The architectural similarity becomes difficult to ignore.
The PCIe Topology Question
An important distinction still exists. Today, Ethernet and RDMA largely continue operating above traditional PCIe hierarchy models. The PCIe topology itself has not fundamentally changed yet. This may become another major hardware innovation frontier.
Currently, NVLink innovates heavily at the fabric layer, Ethernet innovates at the transport layer, and PCIe still largely follows classical root-complex and device hierarchy assumptions.
Future AI systems may challenge this separation. If networking continues moving toward distributed transport lanes, deterministic communication, topology-aware orchestration, memory-centric transport, distributed buffering, and GPU-direct communication, then the boundary between network fabric and system fabric may become increasingly unclear.

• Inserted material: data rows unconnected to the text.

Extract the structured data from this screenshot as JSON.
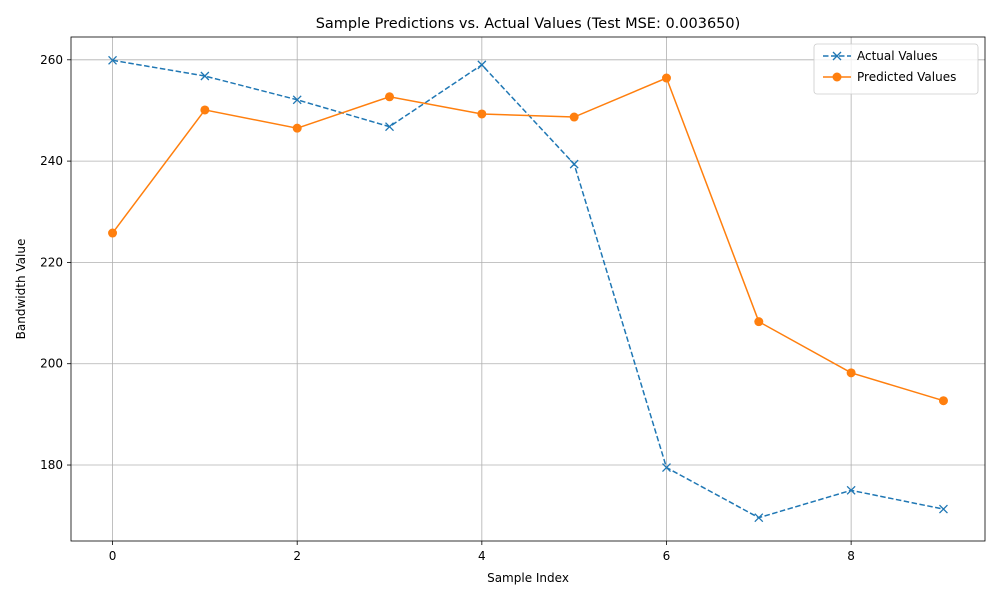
{
  "chart_data": {
    "type": "line",
    "title": "Sample Predictions vs. Actual Values (Test MSE: 0.003650)",
    "xlabel": "Sample Index",
    "ylabel": "Bandwidth Value",
    "x": [
      0,
      1,
      2,
      3,
      4,
      5,
      6,
      7,
      8,
      9
    ],
    "xlim": [
      -0.45,
      9.45
    ],
    "ylim": [
      165,
      264.5
    ],
    "xticks": [
      0,
      2,
      4,
      6,
      8
    ],
    "yticks": [
      180,
      200,
      220,
      240,
      260
    ],
    "grid": true,
    "legend_position": "top-right",
    "series": [
      {
        "name": "Actual Values",
        "color": "#1f77b4",
        "line_style": "dashed",
        "marker": "x",
        "values": [
          259.9,
          256.8,
          252.1,
          246.8,
          259.0,
          239.4,
          179.5,
          169.6,
          175.0,
          171.3
        ]
      },
      {
        "name": "Predicted Values",
        "color": "#ff7f0e",
        "line_style": "solid",
        "marker": "circle",
        "values": [
          225.8,
          250.1,
          246.5,
          252.7,
          249.3,
          248.7,
          256.4,
          208.3,
          198.2,
          192.7
        ]
      }
    ]
  }
}
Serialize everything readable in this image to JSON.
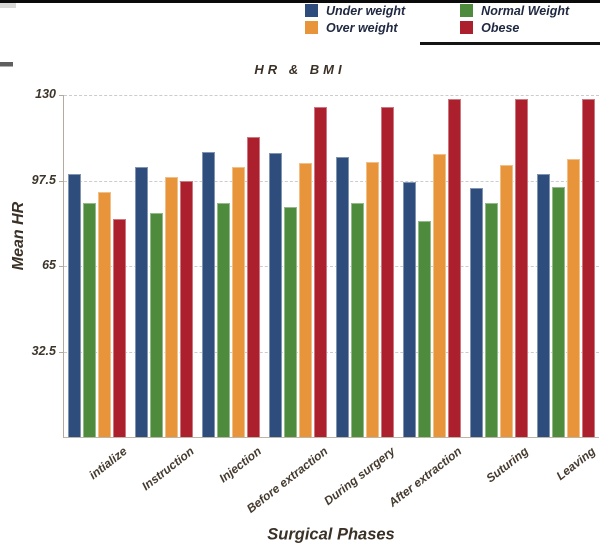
{
  "window": {
    "top_border_color": "#0b0b0b",
    "tab_color": "#d9d9d7",
    "edge_dash_color": "#5f5f5f",
    "legend_underline_color": "#141414"
  },
  "chart_data": {
    "type": "bar",
    "title": "HR & BMI",
    "xlabel": "Surgical Phases",
    "ylabel": "Mean HR",
    "categories": [
      "intialize",
      "Instruction",
      "Injection",
      "Before extraction",
      "During surgery",
      "After extraction",
      "Suturing",
      "Leaving"
    ],
    "series": [
      {
        "name": "Under weight",
        "color": "#2E4D7C",
        "values": [
          100,
          102.5,
          108.5,
          108,
          106.5,
          97,
          94.5,
          100
        ]
      },
      {
        "name": "Normal Weight",
        "color": "#4E8B3D",
        "values": [
          89,
          85,
          89,
          87.5,
          89,
          82,
          89,
          95
        ]
      },
      {
        "name": "Over weight",
        "color": "#E8943A",
        "values": [
          93,
          99,
          102.5,
          104,
          104.5,
          107.5,
          103.5,
          105.5
        ]
      },
      {
        "name": "Obese",
        "color": "#AC1F2D",
        "values": [
          83,
          97.5,
          114,
          125.5,
          125.5,
          128.5,
          128.5,
          128.5
        ]
      }
    ],
    "y_ticks": [
      32.5,
      65,
      97.5,
      130
    ],
    "ylim": [
      0,
      130
    ],
    "grid": "dashed-horizontal",
    "legend_position": "top-right",
    "legend_columns": [
      [
        0,
        2
      ],
      [
        1,
        3
      ]
    ]
  }
}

At that point, PCIe, NVLink, RDMA, Ethernet, and CXL may no longer be viewed as completely separate architectural worlds. They may be converging toward one larger direction: a unified distributed compute fabric.
Reflections and Takeaways
For decades, networking innovation focused on flow control: congestion management, routing algorithms, retransmission logic, queue optimization, fairness scheduling, and transport coordination. Many brilliant engineers spent decades making packet networks increasingly intelligent.
At extreme AI scale, another possibility emerges. The network may be simplifying into something closer to a giant distributed crossbar: less packet-by-packet decision making, more predictable, parallel, low-latency movement between massive compute domains.
This also changes how we think about networking itself. The network stops being only a communication system. It starts becoming the system bus of a distributed computer.
Perhaps this is the deeper meaning behind MRC-like architectures. Not merely improving reliability, but fundamentally changing how ultra-fast transport domains scale in future AI systems.
“Nevertheless, the scaling problem eventually becomes a networking problem again, just as NVIDIA recognized at the very beginning with NVLink fabrics. In the end, networking arrives both first and last — first in a different form, and eventually in the same form again.”